フランス政府は24日、高校でのスマートフォン(スマホ)使用禁止措置を来月から予定通り推し進めると発表した。ただ、労働組合側は迅速な導入は難しい可能性があると警告した。
法案の内容と背景
仏議会は7月、15歳未満のSNS使用禁止と高校でのスマホ使用を禁止する法案を可決した。これは、子どもたちによる携帯端末の使用時間を減らそうとするエマニュエル・マクロン大統領の取り組みの一環だ。政府は携帯端末の使用時間増加が子どもたちの発達を妨げている可能性があるとして懸念を示していた。
憲法院の判断と政府の対応
しかし今月初め、憲法院がSNS規制に関する規定を違憲と判断。マクロン政権にとっては打撃となった。ただ、憲法院は高校でのスマホ使用を禁止する別の規定については判断を下さなかった。

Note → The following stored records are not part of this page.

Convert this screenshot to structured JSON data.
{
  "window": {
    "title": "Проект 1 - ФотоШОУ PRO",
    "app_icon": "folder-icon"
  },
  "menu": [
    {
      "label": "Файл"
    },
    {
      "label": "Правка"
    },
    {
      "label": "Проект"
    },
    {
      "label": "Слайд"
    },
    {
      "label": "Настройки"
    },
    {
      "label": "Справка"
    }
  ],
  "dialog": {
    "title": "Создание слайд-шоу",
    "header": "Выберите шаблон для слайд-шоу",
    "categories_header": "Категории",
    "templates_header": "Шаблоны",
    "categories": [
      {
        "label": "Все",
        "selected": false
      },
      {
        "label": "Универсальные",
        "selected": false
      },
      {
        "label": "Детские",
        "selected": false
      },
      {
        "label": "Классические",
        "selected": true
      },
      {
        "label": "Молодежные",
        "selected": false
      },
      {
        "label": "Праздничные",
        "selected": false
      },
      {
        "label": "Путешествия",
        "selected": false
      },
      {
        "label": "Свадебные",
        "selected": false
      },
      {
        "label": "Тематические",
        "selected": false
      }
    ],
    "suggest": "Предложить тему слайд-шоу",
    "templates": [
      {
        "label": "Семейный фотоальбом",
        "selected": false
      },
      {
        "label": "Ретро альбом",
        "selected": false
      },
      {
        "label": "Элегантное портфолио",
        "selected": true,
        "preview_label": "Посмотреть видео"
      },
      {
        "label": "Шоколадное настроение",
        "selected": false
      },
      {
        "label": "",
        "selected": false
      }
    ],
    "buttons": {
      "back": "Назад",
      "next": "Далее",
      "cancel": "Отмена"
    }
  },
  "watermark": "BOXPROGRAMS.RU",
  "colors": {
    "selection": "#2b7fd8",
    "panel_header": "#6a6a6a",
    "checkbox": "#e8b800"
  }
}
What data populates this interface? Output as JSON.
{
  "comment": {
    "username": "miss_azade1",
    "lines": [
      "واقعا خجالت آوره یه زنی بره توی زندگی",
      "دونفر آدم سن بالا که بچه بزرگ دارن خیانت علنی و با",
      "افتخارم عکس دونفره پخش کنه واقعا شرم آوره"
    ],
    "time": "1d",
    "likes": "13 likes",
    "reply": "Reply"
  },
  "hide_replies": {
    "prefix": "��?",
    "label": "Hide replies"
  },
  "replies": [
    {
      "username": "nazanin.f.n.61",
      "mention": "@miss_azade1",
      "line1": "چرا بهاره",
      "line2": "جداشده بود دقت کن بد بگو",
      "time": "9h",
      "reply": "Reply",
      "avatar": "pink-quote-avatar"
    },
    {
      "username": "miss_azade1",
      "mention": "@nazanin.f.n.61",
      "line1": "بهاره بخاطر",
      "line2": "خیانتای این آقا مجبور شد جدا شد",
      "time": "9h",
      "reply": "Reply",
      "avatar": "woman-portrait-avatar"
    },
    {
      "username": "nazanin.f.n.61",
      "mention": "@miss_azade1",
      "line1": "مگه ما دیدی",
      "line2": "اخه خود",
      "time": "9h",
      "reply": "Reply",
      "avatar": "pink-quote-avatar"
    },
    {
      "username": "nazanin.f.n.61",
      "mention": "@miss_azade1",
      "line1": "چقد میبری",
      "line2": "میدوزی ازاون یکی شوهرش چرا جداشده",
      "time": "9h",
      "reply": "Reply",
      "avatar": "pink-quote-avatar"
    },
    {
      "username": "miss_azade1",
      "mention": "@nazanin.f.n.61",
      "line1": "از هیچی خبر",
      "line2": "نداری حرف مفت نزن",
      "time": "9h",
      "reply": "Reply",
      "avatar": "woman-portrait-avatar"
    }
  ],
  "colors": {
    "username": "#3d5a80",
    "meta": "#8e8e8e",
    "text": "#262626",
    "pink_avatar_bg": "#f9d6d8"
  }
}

これを受けて政府報道官は24日、憲法院がSNS規制を退けたものの、マクロン大統領がスマホ禁止措置を含む「法律を公布することを決定した」と述べた。同氏によると、スマホ禁止は9月の新学期から始まることになる。
現場の懸念
フランスではすでに、11歳から15歳が通う前期中等教育機関および小学校でのスマホ使用が禁止されている。禁止令を適用するためには、各学校が校則を変更する必要がある。
しかし、多くの学校では準備期間の確保が困難で、9月からの即座の適用は難しいとの見方が出ている。同国最大の中学・高校の校長組合(SNPDEN-Unsa)のフランソワ・レネ代表は、禁止実施のタイミングについて「学校側の準備ができていない」とAFPに指摘した。